Anthony Foy, the program coordinator of the Black Studies department, spoke at the event, inviting the Swarthmore community to look both back and forward.
“We take this moment—a long year—to mark fifty years of Black Studies at Swarthmore and to celebrate Black Excellence here and elsewhere. I invite all of you, then, to join us in this year of celebration, reflection, and imagination: celebrating all that our Black Studies students, faculty, staff, and other allies have achieved; reflecting yet on our own difficult histories while reflecting, too, on the larger tumultuous history within which we now stand; imagining what our own Black Studies program should be fifty years from now while imagining, too, what peace, justice, and equality will mean for us in the future to come,” Foy said.
The event highlighted several speakers in addition to administrators and faculty members, including students and EVS staff.
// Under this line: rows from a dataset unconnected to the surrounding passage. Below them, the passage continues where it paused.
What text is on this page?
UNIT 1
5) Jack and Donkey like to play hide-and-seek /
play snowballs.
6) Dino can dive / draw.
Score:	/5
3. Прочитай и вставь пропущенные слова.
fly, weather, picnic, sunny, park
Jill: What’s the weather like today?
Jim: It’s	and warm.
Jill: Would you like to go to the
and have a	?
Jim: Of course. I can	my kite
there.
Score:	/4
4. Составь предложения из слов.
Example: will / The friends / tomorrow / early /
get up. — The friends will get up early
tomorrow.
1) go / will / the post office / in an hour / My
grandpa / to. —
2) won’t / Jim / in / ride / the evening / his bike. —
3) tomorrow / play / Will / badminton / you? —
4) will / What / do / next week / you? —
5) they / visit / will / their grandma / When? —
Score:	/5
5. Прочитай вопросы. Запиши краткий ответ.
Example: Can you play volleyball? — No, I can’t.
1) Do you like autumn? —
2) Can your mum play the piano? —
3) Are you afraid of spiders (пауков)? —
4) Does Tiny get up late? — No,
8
Members of the Swarthmore African American Society (SASS) began to push for a Black Studies major in 1968. Soon after, a committee of faculty and students was formed to build a Black Studies curriculum as well as to determine who would be teaching courses.
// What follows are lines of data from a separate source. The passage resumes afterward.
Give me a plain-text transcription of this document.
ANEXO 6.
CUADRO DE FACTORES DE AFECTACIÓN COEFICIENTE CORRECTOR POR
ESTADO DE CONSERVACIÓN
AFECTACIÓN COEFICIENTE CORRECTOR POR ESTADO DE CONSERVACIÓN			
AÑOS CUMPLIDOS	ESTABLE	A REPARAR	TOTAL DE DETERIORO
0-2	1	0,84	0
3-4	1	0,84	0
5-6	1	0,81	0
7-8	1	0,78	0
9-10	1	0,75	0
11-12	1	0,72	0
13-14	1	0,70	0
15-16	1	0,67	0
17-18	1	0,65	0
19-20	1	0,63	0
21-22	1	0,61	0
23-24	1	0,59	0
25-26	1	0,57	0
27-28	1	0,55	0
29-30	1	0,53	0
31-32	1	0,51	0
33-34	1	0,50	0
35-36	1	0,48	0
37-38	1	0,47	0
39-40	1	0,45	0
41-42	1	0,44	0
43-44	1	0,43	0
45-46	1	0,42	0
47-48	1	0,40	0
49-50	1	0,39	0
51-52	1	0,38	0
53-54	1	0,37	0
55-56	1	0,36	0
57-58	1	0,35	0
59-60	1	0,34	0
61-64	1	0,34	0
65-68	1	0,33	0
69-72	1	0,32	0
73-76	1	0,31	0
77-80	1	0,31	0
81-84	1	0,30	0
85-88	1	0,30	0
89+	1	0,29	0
There have been several Black Excellence events already on campus. One of those events was the BCC Open House, hosted on September 12th, which gave an opportunity for returning students, faculty, and staff to come together and welcome new members to the Swarthmore community. McCabe library is also currently displaying a special exhibit titled Looking Back to Move Forward, cataloging the history of the BCC and the Black community at Swarthmore. The display, consisting of pictures and clippings of newspaper articles and brochures, is open to the public until October 11th. There is one case with documents from the 1960s detailing protests led by Black students who called on the college to hire more Black faculty and admit more Black students. There are also pictures and documents about the history of the BCC over the 50 years that it has been open. On October 7th, Nikki Giovanni, a renowned Black poet who has three New York Times bestsellers and a Grammy nomination under her belt, will be returning to Swarthmore. Giovanni is known for her poetry collections Black Feelings, Black Talk, Love Poems, and My House. Her early poetry was inspired by the Black Power movement and her current work continues to explore personal and historical themes. Her last visit to Swarthmore took place during the celebration for the 10th anniversary of the BCC, in 1979. As a celebration of their 25th anniversary, Chester Children’s Chorus will host a concert on October 12th. All events celebrating Black Excellence are and will be posted on the campus calendar, on the Swarthmore website, and on flyers across campus. This is a year-long celebration: further coverage is to follow.